I think the agent query thing is pretty old-school. What I have to say could be found anywhere. There are a couple tricks I've learned though, and they very well could be the difference between finding representation and not.
First, let's talk about finding agents.
My best advice is signing up with publishers marketplace.
It is an exclusive list of deals made by publishers and agents. It costs $20/month. For a long time I thought I didn't really need it, but I haven't regretted a single cent I've spent in the last two months. I feel suddenly very connected to the publishing world. By using reverse engineering, I found agents who are selling what I write right now. I don't have to guess at it. I spent a couple days going through deals from the most recent and backwards and submitting to agents who looked right for my genre. Of course, I always cross-referenced my research by looking at their websites and other resources.
Other helpful tools agent query
and query tracker.
I used both of these resources to see either more info about each agent or to track the average response time. I also like the Absolute Write Water Cooler where you can do research on any agent or publisher through other people's experiences.
I have to admit, I've used all of these. When I get a request from an agent I always check the water cooler site to see what the buzz is about that agent.
Coming next, query letters...
Tuesday, June 1, 2010
Maybe it just feels like it's been forever. Last weekend was busy!!! We left early in the morning on Friday and headed down to Utah for the CONduit convention.

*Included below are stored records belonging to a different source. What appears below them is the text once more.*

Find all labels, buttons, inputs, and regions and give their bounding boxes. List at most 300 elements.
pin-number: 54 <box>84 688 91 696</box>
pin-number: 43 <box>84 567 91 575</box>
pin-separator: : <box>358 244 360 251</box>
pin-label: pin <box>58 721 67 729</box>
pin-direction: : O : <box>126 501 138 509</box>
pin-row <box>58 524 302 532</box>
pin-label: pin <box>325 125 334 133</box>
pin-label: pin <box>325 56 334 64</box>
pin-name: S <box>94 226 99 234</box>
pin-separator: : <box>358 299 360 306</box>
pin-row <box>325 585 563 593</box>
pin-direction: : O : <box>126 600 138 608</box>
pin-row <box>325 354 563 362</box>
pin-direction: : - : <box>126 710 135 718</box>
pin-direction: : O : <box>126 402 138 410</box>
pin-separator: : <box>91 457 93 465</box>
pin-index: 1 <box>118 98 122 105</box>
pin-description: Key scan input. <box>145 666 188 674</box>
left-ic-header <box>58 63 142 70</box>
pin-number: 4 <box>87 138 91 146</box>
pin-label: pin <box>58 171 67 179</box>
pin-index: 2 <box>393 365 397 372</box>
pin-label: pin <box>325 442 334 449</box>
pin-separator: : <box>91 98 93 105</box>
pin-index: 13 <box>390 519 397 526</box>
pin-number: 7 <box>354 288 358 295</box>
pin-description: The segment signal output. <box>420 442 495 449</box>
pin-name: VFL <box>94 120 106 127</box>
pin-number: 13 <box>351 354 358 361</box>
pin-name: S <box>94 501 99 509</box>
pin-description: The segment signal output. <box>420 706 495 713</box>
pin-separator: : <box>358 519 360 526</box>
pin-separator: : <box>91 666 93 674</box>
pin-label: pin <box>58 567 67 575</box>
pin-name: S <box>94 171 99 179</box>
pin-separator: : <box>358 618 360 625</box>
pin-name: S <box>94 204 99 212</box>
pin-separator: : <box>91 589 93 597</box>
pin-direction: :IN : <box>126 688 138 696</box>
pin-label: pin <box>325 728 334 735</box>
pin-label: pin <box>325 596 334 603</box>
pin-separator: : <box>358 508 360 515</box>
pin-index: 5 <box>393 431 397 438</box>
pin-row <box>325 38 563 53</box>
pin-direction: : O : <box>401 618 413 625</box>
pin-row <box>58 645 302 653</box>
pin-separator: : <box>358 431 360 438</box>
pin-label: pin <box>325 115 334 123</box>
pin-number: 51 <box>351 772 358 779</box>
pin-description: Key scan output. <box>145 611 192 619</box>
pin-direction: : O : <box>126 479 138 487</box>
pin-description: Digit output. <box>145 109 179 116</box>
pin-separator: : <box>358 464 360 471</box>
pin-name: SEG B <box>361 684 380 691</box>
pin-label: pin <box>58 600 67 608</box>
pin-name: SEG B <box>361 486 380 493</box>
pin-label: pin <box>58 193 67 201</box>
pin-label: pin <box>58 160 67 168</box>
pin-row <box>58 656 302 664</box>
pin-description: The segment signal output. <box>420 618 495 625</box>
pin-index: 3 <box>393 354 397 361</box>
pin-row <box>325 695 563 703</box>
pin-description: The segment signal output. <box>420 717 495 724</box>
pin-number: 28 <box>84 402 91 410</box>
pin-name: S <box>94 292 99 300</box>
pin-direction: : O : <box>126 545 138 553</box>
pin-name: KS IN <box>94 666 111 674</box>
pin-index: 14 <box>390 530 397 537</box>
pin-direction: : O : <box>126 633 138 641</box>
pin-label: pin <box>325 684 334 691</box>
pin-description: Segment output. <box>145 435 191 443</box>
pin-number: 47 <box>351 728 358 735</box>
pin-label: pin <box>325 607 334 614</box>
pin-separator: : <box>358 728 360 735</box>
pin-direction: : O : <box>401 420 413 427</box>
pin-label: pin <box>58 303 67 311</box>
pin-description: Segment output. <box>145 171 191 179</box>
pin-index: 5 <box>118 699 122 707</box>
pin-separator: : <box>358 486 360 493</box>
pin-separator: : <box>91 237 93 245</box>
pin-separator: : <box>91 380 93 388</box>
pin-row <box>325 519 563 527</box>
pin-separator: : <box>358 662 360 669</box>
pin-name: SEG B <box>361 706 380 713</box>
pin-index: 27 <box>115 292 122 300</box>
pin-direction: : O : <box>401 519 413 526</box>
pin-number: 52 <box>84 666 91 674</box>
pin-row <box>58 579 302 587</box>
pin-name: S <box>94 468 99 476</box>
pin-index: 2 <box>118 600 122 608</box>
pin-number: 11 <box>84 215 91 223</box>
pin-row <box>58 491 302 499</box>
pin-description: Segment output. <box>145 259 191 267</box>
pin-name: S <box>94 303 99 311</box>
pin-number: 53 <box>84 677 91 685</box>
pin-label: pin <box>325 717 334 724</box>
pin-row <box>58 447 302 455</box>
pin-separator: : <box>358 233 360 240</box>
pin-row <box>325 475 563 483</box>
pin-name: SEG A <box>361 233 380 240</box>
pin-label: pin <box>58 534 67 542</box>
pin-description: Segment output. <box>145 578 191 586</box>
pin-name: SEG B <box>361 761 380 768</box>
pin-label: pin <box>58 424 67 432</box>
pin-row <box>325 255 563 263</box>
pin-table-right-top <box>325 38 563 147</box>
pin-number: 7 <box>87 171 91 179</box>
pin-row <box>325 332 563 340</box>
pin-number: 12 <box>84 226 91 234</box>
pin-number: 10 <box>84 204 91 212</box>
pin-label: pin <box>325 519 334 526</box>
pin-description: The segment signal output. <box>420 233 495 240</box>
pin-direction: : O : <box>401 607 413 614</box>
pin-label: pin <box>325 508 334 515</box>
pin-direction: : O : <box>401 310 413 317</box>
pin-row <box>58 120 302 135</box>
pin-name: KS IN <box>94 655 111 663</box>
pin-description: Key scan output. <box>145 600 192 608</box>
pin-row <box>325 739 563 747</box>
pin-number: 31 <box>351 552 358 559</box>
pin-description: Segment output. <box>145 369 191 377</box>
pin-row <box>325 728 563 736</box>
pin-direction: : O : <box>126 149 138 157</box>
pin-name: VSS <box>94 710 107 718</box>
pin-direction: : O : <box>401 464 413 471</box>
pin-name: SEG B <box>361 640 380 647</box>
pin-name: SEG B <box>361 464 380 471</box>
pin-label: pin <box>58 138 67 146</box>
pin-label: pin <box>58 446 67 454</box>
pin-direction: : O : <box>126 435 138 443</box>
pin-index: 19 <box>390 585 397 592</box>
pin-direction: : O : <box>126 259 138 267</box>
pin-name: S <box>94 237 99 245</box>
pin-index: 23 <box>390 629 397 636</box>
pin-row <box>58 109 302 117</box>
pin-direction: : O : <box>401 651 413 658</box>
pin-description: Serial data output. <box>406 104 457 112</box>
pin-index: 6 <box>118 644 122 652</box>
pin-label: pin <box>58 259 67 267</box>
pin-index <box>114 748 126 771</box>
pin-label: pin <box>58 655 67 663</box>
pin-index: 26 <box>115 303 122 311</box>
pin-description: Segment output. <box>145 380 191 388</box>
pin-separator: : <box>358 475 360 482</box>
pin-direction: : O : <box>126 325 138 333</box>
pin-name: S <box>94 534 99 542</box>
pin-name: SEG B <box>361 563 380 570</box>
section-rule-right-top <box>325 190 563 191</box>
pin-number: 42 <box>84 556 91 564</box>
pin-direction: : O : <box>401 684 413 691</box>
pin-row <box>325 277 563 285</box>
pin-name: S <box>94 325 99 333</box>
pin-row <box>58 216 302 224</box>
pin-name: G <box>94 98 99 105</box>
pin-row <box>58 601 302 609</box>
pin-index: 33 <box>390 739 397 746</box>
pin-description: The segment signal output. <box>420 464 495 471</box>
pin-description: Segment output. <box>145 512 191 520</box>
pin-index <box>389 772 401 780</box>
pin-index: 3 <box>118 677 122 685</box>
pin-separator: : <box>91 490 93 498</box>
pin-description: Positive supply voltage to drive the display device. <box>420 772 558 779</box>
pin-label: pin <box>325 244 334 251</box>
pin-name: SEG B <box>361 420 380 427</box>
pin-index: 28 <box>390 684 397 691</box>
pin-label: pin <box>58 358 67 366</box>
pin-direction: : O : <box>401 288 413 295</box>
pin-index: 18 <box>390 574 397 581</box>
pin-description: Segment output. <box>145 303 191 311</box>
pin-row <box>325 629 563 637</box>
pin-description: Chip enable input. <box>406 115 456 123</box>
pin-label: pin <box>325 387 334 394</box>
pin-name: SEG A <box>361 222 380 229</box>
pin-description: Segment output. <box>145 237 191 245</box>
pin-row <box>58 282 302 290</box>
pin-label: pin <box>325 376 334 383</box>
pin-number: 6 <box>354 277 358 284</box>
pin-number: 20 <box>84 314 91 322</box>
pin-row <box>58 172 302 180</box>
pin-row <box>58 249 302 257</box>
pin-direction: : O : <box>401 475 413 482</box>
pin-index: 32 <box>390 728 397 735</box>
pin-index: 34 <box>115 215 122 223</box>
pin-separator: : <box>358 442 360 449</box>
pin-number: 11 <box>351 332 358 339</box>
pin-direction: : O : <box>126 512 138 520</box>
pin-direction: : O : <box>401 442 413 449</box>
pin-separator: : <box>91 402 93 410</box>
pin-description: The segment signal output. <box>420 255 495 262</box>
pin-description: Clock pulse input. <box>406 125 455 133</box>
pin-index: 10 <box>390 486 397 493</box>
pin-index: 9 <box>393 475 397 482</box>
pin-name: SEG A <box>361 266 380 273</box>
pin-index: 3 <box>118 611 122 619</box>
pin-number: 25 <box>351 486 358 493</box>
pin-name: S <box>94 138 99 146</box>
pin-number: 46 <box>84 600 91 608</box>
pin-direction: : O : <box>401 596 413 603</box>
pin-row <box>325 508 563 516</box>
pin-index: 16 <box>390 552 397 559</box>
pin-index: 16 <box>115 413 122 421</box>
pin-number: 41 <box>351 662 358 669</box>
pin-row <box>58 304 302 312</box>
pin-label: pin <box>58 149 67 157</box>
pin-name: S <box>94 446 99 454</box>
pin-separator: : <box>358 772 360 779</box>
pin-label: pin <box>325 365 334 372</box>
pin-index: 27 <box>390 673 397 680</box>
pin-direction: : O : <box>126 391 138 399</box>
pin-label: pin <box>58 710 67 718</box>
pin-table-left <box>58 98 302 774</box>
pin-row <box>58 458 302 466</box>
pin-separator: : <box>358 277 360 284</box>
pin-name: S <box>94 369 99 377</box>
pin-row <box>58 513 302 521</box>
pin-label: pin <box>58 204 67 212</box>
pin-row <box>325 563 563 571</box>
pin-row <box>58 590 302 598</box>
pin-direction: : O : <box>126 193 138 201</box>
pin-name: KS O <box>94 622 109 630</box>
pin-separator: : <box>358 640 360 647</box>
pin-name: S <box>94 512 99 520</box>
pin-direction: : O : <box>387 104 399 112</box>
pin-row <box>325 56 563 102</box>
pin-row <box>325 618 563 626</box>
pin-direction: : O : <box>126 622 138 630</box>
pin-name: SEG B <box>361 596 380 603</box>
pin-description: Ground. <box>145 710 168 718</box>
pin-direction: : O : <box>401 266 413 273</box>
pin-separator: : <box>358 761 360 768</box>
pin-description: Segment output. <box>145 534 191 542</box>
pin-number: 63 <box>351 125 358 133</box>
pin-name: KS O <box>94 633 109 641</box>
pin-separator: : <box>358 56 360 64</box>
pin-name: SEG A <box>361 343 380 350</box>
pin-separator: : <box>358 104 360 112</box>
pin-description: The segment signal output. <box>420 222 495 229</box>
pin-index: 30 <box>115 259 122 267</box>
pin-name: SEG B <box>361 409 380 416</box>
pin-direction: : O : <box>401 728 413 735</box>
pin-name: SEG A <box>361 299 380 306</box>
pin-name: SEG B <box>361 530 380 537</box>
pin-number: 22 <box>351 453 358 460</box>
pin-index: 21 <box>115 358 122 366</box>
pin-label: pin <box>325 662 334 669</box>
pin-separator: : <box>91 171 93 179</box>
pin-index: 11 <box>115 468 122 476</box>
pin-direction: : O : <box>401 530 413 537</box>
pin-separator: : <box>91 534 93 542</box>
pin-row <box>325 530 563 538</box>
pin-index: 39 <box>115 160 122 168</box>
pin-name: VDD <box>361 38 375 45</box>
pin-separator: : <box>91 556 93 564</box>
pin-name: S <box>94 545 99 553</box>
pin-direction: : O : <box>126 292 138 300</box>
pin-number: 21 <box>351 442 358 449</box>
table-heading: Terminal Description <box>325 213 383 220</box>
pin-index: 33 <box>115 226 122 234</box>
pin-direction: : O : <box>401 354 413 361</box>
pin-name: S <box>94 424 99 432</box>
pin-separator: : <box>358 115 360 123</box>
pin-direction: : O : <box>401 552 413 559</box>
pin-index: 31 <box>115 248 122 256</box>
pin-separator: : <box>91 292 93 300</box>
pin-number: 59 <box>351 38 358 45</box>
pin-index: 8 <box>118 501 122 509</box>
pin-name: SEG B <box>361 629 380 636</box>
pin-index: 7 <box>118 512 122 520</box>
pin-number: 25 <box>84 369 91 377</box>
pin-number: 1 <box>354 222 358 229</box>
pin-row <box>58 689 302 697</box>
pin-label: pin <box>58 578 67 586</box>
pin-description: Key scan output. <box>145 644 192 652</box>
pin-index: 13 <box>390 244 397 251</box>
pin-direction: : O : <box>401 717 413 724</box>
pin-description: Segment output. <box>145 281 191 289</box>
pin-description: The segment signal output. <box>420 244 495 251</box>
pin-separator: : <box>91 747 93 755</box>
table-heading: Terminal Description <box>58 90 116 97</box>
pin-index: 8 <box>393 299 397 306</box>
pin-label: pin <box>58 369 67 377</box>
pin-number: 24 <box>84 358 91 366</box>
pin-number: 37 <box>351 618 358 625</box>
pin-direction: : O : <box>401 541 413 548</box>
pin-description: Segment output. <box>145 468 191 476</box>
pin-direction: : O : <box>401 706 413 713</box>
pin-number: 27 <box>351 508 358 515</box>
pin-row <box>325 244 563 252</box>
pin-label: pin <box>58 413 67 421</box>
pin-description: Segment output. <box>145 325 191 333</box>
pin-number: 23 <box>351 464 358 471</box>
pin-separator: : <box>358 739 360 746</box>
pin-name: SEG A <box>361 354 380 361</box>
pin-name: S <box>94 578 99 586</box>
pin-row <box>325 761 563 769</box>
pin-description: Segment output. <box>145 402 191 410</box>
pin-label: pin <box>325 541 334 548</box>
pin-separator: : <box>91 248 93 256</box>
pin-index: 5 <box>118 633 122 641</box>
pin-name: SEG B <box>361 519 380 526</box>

And I didn't come in costume.
I did, however, get a picture of the very talented Sarah Seiter. She did the artwork for an optioned cover of Alvor. Click here to see more of her art.
My synopsis of the weekend would go something like this.....
Was hugged immediately upon arriving... thanks Julie Wright, for making me feel special.
Shortly after realized that I have no clue how to think like or converse clearly with high-fantasy-fanatics. Gave up trying.
Went to the best author panel discussion there, yeah, because I was on it. Had a blast talking to other writers about everything YA.
Saw James Dashner the next day and actually got maybe five whole minutes to talk to him. He still rocks. I can't wait to read SCORCH TRIALS.
Dragged my husband through the vendors room where all the creepy things were sold. Saw many costumes, some cool, many disturbing. Accepted the fact that I'll never fit in with the costume-clad crowd.
Walked to the Gateway Mall for breakfast and lunch and felt spoiled for staying only one block away.
Then drove home and I've been trying to catch up with my life ever since.
More news to come this week, I promise. But ta ta for now.